Alejandro Vanoli, último titular del Banco Central en la Presidencia de Cristina Fernández de Kirchner, consideró al cepo de 2019 “inevitable” porque “se había desatado una crisis financiera, producto de la combinación de endeudamiento y atraso del tipo de cambio”.
El cepo, "tarde y mal"
“El contexto de fuga de capitales en ausencia de confianza e imposibilidad de financiamiento dado el elevado endeudamiento en el mercado y con el FMI impedían otra alternativa que no fuera una espiralización de la inflación y la devaluación”, agregó, al tiempo que criticó a Macri porque “puso el cepo tarde y mal”.
Para el country manager de Inviu Argentina, Diego Martínez Burzaco, la situación “ameritaba que se frenase la sangría de reservas, porque el cambio de expectativas había sido muy violento y drástico”, debido a los resultados favorables a Fernández.
Por su parte, Aldo Abram, director ejecutivo de la Fundación Libertad y Progreso, tanto el macrismo como el Fondo Monetario Internacional hicieron evaluaciones políticas equivocadas, descontando la reelección que extendería el gobierno de Cambiemos hasta 2023.
"Cepo light"
“Más allá de que soy un ferviente opositor de los cepos, lo que se implementó fue un ‘cepo light’, con la expectativa de que el gobierno se iba a mantener y que esa fuga de capitales se iba a ir revirtiendo con las medidas que se fueron tomando, a partir de que Macri fuera reelecto”.

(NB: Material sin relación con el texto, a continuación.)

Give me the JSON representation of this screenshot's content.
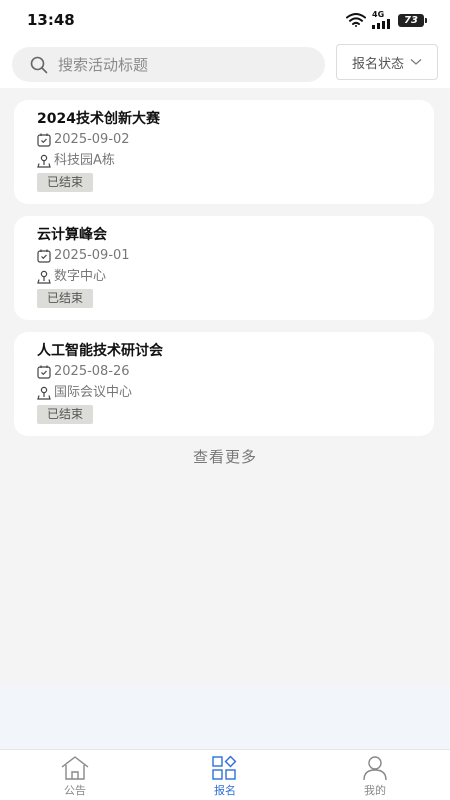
{
  "status_bar": {
    "time": "13:48",
    "network": "4G",
    "battery": "73",
    "icons": [
      "wifi-icon",
      "signal-icon",
      "battery-icon"
    ]
  },
  "search": {
    "placeholder": "搜索活动标题",
    "filter_label": "报名状态"
  },
  "events": [
    {
      "title": "2024技术创新大赛",
      "date": "2025-09-02",
      "location": "科技园A栋",
      "status": "已结束"
    },
    {
      "title": "云计算峰会",
      "date": "2025-09-01",
      "location": "数字中心",
      "status": "已结束"
    },
    {
      "title": "人工智能技术研讨会",
      "date": "2025-08-26",
      "location": "国际会议中心",
      "status": "已结束"
    }
  ],
  "load_more": "查看更多",
  "tabs": [
    {
      "label": "公告",
      "icon": "home-icon",
      "active": false
    },
    {
      "label": "报名",
      "icon": "grid-icon",
      "active": true
    },
    {
      "label": "我的",
      "icon": "user-icon",
      "active": false
    }
  ],
  "colors": {
    "accent": "#2e6fd9",
    "tag_bg": "#dcdcd8",
    "page_bg": "#f4f4f4"
  }
}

En ese sentido, trajo a colación que “la misma apuesta hizo el FMI en 2018, con un crédito político y una apuesta a que iba a ganar Macri y que iba a reordenar la economía, hacer las cosas que de habían prometido y no se habían hecho”.
“Pero en el mercado comenzaron a preguntarse en 2018 cuándo iban a hacer esos cambios; como no los hicieron, sacaron la plata de la Argentina, tanto argentinos como extranjeros”, describió.
La medida
El entonces ministro de Economía, Hernán Lacunza, y el presidente del Banco Central, Guido Sandleris, pasaron el fin de semana del sábado 31 de agosto y el domingo 1° de septiembre analizando qué medidas tomar para evitar o al menos atenuar una mayor sangría en las reservas cuyo fin no se podía vislumbrar.
Fue así que el mismo domingo, previendo un lunes tan malo o peor que los días anteriores, se dio a conocer la Comunicación “A” 6770, que reimplantó las restricciones cambiarias que el mismo gobierno de Macri había dejado sin efecto en diciembre de 2015, una semana después de su asunción.
Entre las numerosas disposiciones para las entidades del sistema financiero, el punto sexto estableció un tope de compra de US$ 10.000 mensuales o su equivalente en cualquier otra moneda extranjera para las personas humanas residentes.
Contener la sangría
La medida contuvo en parte el drenaje de divisas: en los 39 días hábiles posteriores hasta las elecciones de octubre, las reservas cayeron USD 8.929 millones, a razón de USD 228,9 millones diarios, la cuarta parte del promedio diario de fines de agosto.
Pero una atenuación de la caída no evita el desastre, sólo lo posterga. Y desde el récord del 9 de abril, el derrumbe de las reservas se reflejaba en una pérdida de USD 32.310 millones en poco más de seis meses.
Sandleris y Lacunza no esperaron a la apertura de los mercados y la misma noche del domingo 27 de octubre reforzaron el torniquete, bajando el tope de USD 10.000 a USD 200. Pero esa es otra historia.